The decision by Cork County Council to grant planning for a wind farm in a highly scenic area of West Cork has been appealed to An Bord Pleanála.
On May 21, the Council granted ten-year planning permission with 38 conditions to ShehyMore Wind Farm for ten of the twelve initially proposed turbines.
There is strong local opposition to the development on what is seen as an iconic mountain within the West Cork uplands, between Inchigeelagh and Dunmanway. Planning was granted despite 55 valid objections.
Two appeals have now been lodged seeking to overturn the planning authority’s decision – one by a group of local residents and the second by Anthony Cohu from Borlin, Bantry.
A petition with close to 100 names opposed to the development will also be submitted.
Concerned resident and archaeologist Tony Miller said the group had appealed on the grounds of the impact on scenic routes and on the rural character of the area, the proposed transport system, impact on flora and fauna, especially birds, concerns over heritage and the link to the grid.
Mr Miller said that materials and turbines would be taken along very small narrow roads and impacting on locals and that no other routes were available.

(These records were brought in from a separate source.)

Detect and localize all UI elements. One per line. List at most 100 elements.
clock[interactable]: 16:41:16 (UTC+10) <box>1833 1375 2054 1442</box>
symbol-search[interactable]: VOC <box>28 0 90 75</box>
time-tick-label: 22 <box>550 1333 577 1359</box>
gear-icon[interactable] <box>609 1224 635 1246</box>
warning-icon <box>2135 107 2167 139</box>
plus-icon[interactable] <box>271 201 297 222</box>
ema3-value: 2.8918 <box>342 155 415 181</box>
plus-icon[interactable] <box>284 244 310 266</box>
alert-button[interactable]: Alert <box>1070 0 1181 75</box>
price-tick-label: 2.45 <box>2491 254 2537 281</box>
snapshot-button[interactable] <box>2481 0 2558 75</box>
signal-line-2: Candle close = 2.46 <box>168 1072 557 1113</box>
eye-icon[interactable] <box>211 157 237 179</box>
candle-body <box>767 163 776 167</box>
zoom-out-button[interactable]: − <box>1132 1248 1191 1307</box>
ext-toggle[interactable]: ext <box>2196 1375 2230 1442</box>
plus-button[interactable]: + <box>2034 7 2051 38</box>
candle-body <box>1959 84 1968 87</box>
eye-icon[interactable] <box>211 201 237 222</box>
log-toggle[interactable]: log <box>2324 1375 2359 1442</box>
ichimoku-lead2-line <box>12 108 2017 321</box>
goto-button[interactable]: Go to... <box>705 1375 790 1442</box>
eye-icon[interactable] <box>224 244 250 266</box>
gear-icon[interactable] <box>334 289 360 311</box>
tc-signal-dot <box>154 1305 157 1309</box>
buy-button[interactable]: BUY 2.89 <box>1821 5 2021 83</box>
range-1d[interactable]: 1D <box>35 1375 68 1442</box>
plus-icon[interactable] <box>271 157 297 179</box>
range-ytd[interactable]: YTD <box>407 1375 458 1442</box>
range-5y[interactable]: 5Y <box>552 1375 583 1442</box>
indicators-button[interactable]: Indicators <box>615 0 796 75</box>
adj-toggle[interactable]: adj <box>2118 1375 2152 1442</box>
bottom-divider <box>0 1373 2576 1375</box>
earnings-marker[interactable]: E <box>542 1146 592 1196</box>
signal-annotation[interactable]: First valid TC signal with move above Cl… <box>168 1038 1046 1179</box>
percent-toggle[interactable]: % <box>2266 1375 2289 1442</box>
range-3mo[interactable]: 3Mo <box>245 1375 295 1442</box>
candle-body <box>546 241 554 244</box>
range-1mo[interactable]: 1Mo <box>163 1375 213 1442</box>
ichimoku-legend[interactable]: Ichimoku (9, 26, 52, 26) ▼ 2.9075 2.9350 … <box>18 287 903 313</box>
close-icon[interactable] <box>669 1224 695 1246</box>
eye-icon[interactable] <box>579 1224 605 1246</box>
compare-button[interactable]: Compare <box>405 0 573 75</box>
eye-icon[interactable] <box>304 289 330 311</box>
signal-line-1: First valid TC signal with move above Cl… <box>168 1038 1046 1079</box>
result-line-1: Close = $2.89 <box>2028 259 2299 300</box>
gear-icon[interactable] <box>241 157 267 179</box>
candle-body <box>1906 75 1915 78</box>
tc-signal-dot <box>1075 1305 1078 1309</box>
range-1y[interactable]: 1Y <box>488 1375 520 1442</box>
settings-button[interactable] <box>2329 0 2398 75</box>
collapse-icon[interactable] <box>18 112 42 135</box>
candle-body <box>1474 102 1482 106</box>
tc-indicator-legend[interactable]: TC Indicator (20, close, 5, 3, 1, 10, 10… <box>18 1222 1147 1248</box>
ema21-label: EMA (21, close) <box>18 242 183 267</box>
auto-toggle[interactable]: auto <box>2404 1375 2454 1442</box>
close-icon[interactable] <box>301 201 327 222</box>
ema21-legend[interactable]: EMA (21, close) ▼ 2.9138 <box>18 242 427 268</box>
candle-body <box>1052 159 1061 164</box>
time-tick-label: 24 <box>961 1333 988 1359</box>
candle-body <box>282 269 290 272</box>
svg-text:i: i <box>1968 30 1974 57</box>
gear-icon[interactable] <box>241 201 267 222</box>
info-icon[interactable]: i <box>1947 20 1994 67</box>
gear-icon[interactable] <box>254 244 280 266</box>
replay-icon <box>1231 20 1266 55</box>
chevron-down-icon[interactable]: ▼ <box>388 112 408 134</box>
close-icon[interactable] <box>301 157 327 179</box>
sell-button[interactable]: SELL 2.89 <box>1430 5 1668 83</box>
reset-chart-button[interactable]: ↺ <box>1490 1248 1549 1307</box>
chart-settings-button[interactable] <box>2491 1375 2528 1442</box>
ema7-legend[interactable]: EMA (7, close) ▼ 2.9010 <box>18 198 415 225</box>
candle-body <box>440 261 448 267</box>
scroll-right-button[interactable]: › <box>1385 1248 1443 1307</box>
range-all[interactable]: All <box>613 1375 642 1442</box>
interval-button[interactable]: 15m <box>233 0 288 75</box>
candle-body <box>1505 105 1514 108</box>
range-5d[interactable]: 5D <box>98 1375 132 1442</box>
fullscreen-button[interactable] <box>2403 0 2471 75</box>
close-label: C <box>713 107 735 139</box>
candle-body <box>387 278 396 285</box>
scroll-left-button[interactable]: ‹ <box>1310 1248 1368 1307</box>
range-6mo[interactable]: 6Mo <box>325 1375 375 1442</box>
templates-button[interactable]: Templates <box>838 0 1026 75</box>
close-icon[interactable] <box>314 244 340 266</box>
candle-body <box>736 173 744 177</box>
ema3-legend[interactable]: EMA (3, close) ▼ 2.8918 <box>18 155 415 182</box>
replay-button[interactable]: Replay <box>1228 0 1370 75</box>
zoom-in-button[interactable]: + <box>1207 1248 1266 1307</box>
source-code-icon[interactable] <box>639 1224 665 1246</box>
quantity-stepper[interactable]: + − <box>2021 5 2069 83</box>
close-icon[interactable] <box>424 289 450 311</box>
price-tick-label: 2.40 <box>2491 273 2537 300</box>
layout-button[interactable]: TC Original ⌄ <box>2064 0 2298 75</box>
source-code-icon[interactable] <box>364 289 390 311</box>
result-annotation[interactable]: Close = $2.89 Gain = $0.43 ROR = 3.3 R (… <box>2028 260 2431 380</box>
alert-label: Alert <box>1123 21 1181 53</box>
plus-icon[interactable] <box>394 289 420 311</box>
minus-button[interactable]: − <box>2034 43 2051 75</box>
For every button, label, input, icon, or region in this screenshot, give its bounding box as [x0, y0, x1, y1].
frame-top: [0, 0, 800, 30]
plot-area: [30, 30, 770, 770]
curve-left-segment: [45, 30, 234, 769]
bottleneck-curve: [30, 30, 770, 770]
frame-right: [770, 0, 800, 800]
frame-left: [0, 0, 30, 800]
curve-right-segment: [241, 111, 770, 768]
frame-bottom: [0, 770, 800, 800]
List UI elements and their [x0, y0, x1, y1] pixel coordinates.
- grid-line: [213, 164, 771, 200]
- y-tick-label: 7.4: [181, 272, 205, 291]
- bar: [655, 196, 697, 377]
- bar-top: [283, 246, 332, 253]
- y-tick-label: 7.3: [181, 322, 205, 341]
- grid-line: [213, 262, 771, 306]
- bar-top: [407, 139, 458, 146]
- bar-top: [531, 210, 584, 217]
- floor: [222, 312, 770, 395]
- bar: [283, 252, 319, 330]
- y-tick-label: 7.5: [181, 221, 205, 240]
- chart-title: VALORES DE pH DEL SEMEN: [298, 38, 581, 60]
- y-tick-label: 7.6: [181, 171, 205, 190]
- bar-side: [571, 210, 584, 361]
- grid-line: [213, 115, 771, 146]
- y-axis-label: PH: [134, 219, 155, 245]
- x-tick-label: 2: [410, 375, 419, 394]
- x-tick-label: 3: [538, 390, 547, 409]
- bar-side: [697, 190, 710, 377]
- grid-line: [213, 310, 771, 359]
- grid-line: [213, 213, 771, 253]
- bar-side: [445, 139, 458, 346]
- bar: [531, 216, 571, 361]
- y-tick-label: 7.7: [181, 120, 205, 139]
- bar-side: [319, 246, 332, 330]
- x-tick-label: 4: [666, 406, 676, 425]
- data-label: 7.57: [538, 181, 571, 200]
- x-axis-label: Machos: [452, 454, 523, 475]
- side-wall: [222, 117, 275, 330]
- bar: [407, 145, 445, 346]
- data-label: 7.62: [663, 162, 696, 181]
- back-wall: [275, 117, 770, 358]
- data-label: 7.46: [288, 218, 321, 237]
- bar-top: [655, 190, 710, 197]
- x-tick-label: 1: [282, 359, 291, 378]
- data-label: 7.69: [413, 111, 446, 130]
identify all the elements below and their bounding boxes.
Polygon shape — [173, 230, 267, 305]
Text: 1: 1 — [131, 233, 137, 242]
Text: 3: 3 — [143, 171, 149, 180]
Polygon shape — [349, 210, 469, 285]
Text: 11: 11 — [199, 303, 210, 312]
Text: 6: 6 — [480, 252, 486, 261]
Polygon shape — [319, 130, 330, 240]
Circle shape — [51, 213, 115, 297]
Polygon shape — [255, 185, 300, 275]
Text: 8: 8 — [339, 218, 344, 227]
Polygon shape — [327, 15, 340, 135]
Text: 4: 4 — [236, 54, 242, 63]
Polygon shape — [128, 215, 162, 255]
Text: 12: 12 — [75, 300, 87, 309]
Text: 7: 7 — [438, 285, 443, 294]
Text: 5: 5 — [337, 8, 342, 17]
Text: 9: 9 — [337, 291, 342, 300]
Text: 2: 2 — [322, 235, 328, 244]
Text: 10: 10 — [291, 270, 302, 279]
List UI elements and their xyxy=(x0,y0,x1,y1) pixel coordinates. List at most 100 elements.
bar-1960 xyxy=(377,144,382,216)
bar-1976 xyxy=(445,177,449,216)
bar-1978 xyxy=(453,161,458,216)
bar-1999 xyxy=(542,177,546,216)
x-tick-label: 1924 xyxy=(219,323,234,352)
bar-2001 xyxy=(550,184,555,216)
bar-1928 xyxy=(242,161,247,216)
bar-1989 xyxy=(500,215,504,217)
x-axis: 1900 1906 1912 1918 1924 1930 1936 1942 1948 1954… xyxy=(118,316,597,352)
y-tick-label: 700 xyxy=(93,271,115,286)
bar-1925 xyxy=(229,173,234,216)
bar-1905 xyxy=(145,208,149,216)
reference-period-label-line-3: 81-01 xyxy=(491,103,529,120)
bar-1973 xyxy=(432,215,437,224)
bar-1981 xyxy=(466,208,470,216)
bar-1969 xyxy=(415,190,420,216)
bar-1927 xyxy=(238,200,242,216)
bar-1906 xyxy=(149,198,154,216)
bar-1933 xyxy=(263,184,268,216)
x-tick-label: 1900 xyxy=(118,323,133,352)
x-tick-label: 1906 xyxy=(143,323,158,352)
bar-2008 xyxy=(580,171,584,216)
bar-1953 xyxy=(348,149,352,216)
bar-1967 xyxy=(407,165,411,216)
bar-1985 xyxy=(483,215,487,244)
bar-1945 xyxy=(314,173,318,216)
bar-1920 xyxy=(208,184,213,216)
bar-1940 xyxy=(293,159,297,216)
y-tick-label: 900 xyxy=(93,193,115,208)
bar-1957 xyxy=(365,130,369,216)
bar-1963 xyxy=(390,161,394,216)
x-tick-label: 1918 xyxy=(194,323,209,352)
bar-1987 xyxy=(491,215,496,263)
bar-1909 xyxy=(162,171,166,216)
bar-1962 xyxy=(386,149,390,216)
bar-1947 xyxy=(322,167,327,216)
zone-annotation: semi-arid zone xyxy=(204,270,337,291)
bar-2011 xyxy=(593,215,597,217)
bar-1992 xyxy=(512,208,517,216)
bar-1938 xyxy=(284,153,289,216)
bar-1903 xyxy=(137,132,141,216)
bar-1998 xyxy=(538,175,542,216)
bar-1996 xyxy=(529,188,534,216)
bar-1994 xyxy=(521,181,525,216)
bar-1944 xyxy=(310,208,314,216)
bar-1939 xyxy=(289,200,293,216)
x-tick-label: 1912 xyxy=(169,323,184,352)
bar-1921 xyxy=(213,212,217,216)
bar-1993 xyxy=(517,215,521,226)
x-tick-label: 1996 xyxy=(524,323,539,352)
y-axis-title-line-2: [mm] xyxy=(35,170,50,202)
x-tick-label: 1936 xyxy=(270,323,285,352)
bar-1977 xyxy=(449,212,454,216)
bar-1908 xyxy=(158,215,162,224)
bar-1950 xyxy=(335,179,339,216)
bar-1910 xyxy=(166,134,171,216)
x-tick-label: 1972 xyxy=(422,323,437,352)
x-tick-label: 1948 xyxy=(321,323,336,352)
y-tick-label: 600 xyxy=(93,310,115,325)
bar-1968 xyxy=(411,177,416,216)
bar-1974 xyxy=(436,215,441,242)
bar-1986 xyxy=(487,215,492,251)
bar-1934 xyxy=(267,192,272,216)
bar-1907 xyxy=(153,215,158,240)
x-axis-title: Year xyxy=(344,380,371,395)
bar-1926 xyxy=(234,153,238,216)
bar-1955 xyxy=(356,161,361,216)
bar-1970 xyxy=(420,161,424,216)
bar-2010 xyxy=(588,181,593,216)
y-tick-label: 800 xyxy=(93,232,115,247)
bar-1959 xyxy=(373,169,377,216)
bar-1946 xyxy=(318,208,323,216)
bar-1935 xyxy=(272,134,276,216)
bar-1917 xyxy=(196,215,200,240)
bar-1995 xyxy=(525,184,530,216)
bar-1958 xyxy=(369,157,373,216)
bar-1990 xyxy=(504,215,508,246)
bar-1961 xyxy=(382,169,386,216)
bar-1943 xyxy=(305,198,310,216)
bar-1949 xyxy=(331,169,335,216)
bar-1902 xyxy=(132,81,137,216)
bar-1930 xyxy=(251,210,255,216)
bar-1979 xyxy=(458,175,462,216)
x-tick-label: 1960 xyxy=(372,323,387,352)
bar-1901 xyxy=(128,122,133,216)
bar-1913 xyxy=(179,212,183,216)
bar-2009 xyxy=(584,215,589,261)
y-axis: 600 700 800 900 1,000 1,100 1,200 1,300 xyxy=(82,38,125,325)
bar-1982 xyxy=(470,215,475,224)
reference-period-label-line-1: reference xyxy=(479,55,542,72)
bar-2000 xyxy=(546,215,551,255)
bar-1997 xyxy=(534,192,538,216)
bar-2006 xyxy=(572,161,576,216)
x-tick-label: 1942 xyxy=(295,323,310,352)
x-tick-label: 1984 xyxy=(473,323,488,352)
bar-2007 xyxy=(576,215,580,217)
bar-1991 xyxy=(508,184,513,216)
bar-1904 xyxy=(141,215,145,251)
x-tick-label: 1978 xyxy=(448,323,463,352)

From Daly’s Bar in Gloun the turbines would be transported past the Kilmichael ambush, through Johnstown to Inchigeelagh and then via the South Lake Road and finally via the old Bantry line over the shoulder of Shehy mountain. ‘That’s the route for all the materials coming in as well as for the turbines themselves,’ Mr Miller said.
Mr Miller pointed out that the EIS was inadequate in not including surveys that were requested. ‘There hasn’t been an adequate bird survey done. There is a letter from The Golden Eagle Trust to say that the white tailed eagle is using the area.
‘They have been sighted there and recorded there and they have failed to mention this in the EIS,’ he said. He also cites the failure to survey for the Freshwater Pearl Mussel which has been recorded within the site.
‘There has been no impact assessment done for the proposed link to the grid which will probably be going to Dunmanway. They implied they could put it underground but there’s no obligation to do that,’ he said.
Both appeals note that the development would impact on three or four Council-designated scenic routes, including the North Lake Road and others in the Lee Valley leading to Gougane Barra, as well as touring routes around Bantry Bay. In addition, Tony Cohu’s appeal cites proximity to an extensive area of high scenic and visual importance at the Cousane Gap.
Mr Cohu urges that the application be refused on policy grounds and cites the adverse cumulative effects of inter-visibility between wind farms within a 20km radius in highly scenic West Cork uplands. Granting permission, he says, would also be inconsistent with refusals for similar proposals.
An Bord Pleanála has eighteen weeks to make a decision.